A vida, o emprego e o estômago

Salvar vidas, manter empregos e ajudar os mais pobres a atravessar a crise devem ser as maiores preocupações, neste momento, e o governo decidiu enfim reconhecê-las

Notas & Informações, O Estado de S.Paulo

23 de março de 2020 | 03h00

Salvar vidas, manter empregos e ajudar os mais pobres a atravessar a crise devem ser as maiores preocupações, neste momento, e o governo decidiu enfim reconhecê-las, apesar da resistência inicial do presidente Jair Bolsonaro. A proteção de empregos e a distribuição de dinheiro aos mais necessitados – como os mais de 40 milhões de informais – são algumas das medidas mais importantes anunciadas nos últimos dias pela equipe econômica. Complementam as normas de segurança indicadas pelas autoridades sanitárias e encampadas por prefeitos e governadores. É preciso limitar a circulação e a aglomeração de pessoas para frear o contágio e defender a vida, mas pode-se ir além disso.

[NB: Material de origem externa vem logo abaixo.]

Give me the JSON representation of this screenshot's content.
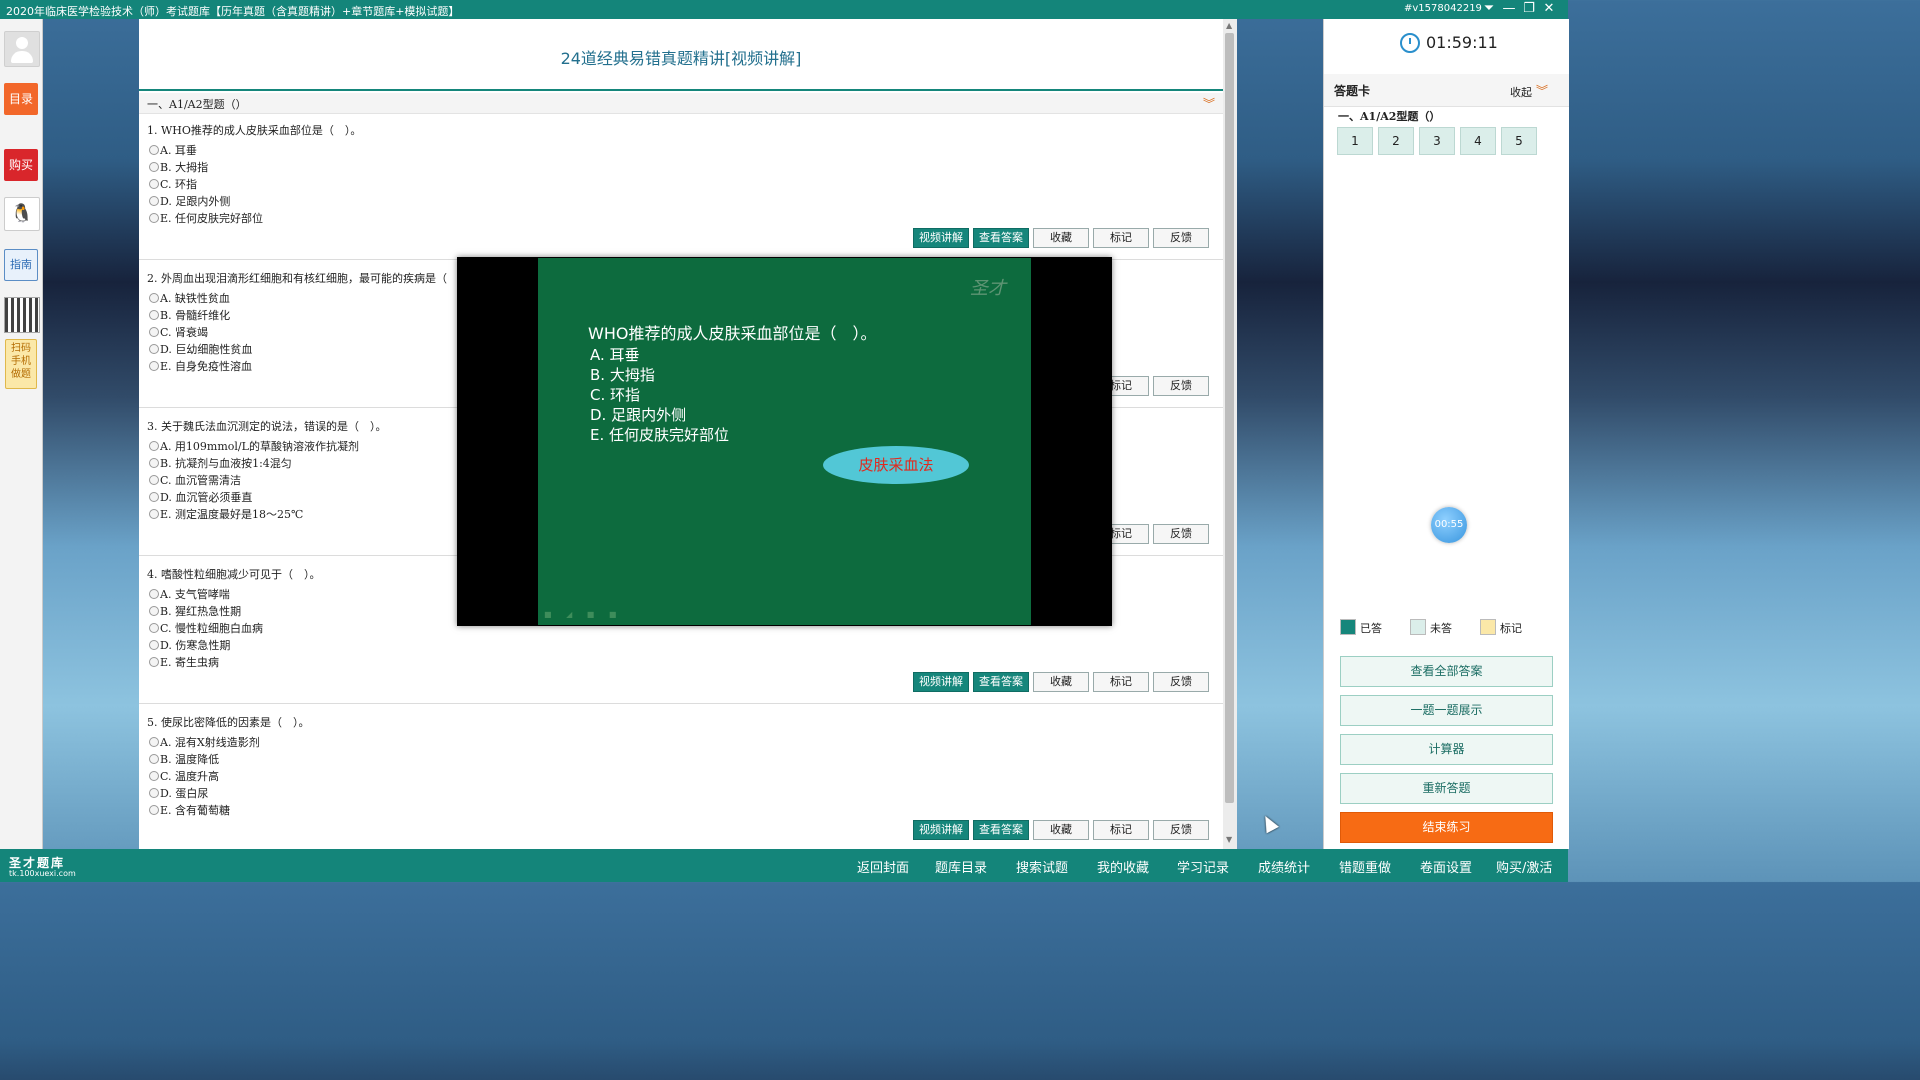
{
  "window": {
    "title": "2020年临床医学检验技术（师）考试题库【历年真题（含真题精讲）+章节题库+模拟试题】",
    "user_id": "#v1578042219",
    "controls": [
      "⏷",
      "—",
      "❐",
      "✕"
    ]
  },
  "leftbar": {
    "catalog": "目录",
    "buy": "购买",
    "guide": "指南",
    "scan": [
      "扫码",
      "手机",
      "做题"
    ],
    "colors": {
      "catalog": "#f2672a",
      "buy": "#d9262b"
    }
  },
  "main": {
    "page_title": "24道经典易错真题精讲[视频讲解]",
    "section": "一、A1/A2型题（）",
    "button_labels": {
      "video": "视频讲解",
      "answer": "查看答案",
      "favorite": "收藏",
      "mark": "标记",
      "feedback": "反馈"
    },
    "questions": [
      {
        "text": "1. WHO推荐的成人皮肤采血部位是（　）。",
        "options": [
          "A. 耳垂",
          "B. 大拇指",
          "C. 环指",
          "D. 足跟内外侧",
          "E. 任何皮肤完好部位"
        ]
      },
      {
        "text": "2. 外周血出现泪滴形红细胞和有核红细胞，最可能的疾病是（",
        "options": [
          "A. 缺铁性贫血",
          "B. 骨髓纤维化",
          "C. 肾衰竭",
          "D. 巨幼细胞性贫血",
          "E. 自身免疫性溶血"
        ]
      },
      {
        "text": "3. 关于魏氏法血沉测定的说法，错误的是（　）。",
        "options": [
          "A. 用109mmol/L的草酸钠溶液作抗凝剂",
          "B. 抗凝剂与血液按1:4混匀",
          "C. 血沉管需清洁",
          "D. 血沉管必须垂直",
          "E. 测定温度最好是18～25℃"
        ]
      },
      {
        "text": "4. 嗜酸性粒细胞减少可见于（　）。",
        "options": [
          "A. 支气管哮喘",
          "B. 猩红热急性期",
          "C. 慢性粒细胞白血病",
          "D. 伤寒急性期",
          "E. 寄生虫病"
        ]
      },
      {
        "text": "5. 使尿比密降低的因素是（　）。",
        "options": [
          "A. 混有X射线造影剂",
          "B. 温度降低",
          "C. 温度升高",
          "D. 蛋白尿",
          "E. 含有葡萄糖"
        ]
      }
    ]
  },
  "video": {
    "logo": "圣才",
    "question": "WHO推荐的成人皮肤采血部位是（　）。",
    "options": [
      "A.  耳垂",
      "B.  大拇指",
      "C.  环指",
      "D.  足跟内外侧",
      "E.  任何皮肤完好部位"
    ],
    "badge": "皮肤采血法"
  },
  "right": {
    "timer": "01:59:11",
    "card_title": "答题卡",
    "collapse": "收起",
    "section": "一、A1/A2型题（）",
    "numbers": [
      "1",
      "2",
      "3",
      "4",
      "5"
    ],
    "float_timer": "00:55",
    "legend": [
      {
        "label": "已答",
        "color": "#16867b"
      },
      {
        "label": "未答",
        "color": "#dbeeea"
      },
      {
        "label": "标记",
        "color": "#fbe8a8"
      }
    ],
    "buttons": [
      "查看全部答案",
      "一题一题展示",
      "计算器",
      "重新答题",
      "结束练习"
    ]
  },
  "bottombar": {
    "brand": "圣才题库",
    "url": "tk.100xuexi.com",
    "nav": [
      "返回封面",
      "题库目录",
      "搜索试题",
      "我的收藏",
      "学习记录",
      "成绩统计",
      "错题重做",
      "卷面设置",
      "购买/激活"
    ]
  }
}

O enorme custo econômico das medidas preventivas é preferível aos efeitos da contaminação sem controle. Qualquer pessoa sensata e responsável pode entender e admitir esse raciocínio. Autoridades municipais e estaduais têm ido na direção certa, procurando limitar a difusão do coronavírus. Agora, as medidas propostas ou decididas pelo Executivo federal podem atenuar, no aspecto econômico, os efeitos colaterais da prevenção sanitária. A política de juros do Banco Central (BC), com nova redução pelo Copom, tem o mesmo objetivo de dar algum impulso aos negócios.

Para ações de maior alcance a equipe econômica abandonou, por algum tempo, severos compromissos fiscais. Muito dificilmente, mesmo sem as novas medidas, o déficit primário ficaria no limite de R$ 124,1 bilhões neste ano. A pandemia poderá impor uma perda de arrecadação de uns R$ 60 bilhões, informou o secretário do Tesouro, Mansueto Almeida, numa entrevista à Rádio CBN.

Há duas semanas, segundo ele, as perdas de receita causadas pelo coronavírus eram estimadas em R$ 30 bilhões. Com os dados atuais, pode-se estimar para o fim do ano um déficit primário (sem juros) de uns R$ 200 bilhões nas contas do governo central.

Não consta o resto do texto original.